Xpschell on all platforms
  • How horribly does Windows compare to other platforms when running xpcshell?
Quite bad.
Let's look at the following chart:
You can easily see that every other platform besides Windows ( BLUE ) takes less than 30 minutes. Debug unit tests on the IX machines takes around 40 minutes while on the minis can take up to 100 minutes.
Something makes running xpcshells very very slow on Windows.
All other suites on Windows are not as dramatically as bad as we can see the gains when not considering it (45% gain on debug unit tests completion for Win7).
Ehsan suggested me to determine if xpcshell is going this slow because I/O by looking at the CPU usage that Windows provides.
If it is the reason or not someone needs to look at how to improve it by either fixing some underlying code or breaking xpcshell for Windows into two-three pieces to make it finish on the same range as other test suites.

As you might have noticed, this post is only considering at the times for complete coverage considering all platforms finished at the same time. This is not our reality as each platform takes a different time to finish a build (Windows debug is dramatically slow). This is worth another blog post and will be the basis for improving the left side of the equation (the build times) rather than the right side (the tests times).

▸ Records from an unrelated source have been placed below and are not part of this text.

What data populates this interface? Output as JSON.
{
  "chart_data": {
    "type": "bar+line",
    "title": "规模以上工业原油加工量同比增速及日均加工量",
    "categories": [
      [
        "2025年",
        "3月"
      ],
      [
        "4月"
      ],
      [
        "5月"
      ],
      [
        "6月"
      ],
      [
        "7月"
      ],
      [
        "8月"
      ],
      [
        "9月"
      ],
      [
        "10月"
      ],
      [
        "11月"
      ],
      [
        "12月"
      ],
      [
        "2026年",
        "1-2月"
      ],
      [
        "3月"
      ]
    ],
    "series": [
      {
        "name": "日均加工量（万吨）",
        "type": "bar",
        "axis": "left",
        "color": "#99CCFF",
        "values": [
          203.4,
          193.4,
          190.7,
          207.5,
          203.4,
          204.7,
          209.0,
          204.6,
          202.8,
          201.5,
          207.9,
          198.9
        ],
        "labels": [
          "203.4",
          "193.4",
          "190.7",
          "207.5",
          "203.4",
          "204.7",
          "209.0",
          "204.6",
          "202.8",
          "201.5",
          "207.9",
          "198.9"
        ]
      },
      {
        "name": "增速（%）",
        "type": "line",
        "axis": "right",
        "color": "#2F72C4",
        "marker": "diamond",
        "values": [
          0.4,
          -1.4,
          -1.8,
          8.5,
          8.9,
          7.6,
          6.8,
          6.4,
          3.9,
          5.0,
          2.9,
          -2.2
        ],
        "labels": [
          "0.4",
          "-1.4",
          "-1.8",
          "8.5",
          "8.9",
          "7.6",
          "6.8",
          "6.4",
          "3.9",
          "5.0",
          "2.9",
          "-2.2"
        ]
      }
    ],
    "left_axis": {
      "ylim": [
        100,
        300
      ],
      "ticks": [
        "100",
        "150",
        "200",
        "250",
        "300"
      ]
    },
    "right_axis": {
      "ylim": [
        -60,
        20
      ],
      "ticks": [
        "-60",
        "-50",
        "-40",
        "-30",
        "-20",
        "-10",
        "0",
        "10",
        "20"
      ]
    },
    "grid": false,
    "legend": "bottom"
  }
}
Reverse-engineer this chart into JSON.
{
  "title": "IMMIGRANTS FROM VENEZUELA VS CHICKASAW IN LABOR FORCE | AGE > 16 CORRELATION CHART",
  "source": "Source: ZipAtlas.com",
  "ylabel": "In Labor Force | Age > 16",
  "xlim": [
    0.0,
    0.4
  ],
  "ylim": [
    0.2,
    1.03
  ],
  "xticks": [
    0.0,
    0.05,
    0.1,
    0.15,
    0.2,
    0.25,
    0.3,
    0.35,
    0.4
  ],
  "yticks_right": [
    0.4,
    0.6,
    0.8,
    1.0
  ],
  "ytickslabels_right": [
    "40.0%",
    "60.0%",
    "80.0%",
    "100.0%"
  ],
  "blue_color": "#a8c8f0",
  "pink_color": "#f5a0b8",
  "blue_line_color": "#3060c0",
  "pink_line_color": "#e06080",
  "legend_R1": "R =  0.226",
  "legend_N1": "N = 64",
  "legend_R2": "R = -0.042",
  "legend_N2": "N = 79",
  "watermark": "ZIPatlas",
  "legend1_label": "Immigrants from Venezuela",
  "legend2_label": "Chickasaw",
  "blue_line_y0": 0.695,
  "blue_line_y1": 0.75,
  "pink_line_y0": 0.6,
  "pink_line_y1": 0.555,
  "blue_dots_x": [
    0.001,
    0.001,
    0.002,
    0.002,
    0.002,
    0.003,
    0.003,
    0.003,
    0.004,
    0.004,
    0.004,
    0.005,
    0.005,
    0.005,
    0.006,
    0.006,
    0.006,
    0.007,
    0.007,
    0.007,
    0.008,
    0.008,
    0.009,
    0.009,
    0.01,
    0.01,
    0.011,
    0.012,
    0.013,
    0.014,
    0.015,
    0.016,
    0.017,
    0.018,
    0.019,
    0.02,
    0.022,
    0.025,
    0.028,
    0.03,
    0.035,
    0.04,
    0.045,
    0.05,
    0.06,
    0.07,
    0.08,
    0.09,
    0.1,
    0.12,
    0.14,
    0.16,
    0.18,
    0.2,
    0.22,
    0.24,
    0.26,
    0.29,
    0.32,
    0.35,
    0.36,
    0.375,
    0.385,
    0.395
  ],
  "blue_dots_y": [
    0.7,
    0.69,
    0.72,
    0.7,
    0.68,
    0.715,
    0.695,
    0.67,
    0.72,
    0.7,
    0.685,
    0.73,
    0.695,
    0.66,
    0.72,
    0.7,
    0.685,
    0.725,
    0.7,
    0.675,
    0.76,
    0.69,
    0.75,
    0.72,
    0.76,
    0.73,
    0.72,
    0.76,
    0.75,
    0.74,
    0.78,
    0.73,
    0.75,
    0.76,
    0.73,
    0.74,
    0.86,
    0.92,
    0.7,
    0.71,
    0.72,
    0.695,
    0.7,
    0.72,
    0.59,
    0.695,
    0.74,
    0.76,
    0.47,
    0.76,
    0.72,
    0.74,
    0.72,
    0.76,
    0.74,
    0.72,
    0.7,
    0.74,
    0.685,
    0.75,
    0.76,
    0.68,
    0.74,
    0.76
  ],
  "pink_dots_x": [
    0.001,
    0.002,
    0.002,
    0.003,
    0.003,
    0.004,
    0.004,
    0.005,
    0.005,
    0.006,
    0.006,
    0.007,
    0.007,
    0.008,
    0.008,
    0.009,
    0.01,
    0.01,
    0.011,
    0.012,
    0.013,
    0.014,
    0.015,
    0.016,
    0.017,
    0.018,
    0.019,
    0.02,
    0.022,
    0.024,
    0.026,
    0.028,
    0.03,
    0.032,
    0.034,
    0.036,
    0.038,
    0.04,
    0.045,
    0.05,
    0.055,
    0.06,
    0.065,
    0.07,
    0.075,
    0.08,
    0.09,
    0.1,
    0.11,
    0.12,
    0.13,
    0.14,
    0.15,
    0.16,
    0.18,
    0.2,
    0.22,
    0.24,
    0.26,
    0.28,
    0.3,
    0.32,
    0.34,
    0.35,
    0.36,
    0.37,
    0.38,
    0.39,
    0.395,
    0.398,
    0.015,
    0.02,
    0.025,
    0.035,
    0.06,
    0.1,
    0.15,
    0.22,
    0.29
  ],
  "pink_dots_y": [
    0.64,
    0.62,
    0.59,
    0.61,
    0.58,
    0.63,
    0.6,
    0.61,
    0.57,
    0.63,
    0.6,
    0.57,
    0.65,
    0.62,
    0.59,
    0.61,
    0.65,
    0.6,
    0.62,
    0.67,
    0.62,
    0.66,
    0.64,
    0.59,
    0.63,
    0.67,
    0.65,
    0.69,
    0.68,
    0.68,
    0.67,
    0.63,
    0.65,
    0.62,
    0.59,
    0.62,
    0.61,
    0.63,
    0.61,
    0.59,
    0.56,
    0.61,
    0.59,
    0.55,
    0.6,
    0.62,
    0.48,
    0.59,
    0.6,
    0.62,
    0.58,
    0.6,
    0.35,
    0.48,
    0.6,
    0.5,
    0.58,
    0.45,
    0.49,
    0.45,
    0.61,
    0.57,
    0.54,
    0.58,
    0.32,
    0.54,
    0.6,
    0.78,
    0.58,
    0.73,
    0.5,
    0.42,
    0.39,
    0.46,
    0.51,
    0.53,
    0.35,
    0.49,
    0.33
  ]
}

This post is to be informative and to help us discover that we can improve the infrastructure even more. After we complete off-loading the builders from unit tests jobs into the minis we have to think of improving the suites, where instead could we run the test jobs, how we can make our builds even faster and others.

We face these new problems because we have stretched our infrastructure and to solve them we will have to reconsider many assumptions and keep on adding tools to allow us make better decisions.

Please don't expect me to do such detailed blog posts as they are quite time consuming. I should finish my goals first!

Questions welcome.

[1] Spreadsheet and charts

Creative Commons License

1 comment:

  1. To note that the reporting system has been built on top of the information of our schedulerDB that catlee, nthomas and anamarias had been working on before ssalbiz. In later quarters some of this information will be made available to interested parties to help them understand our systems.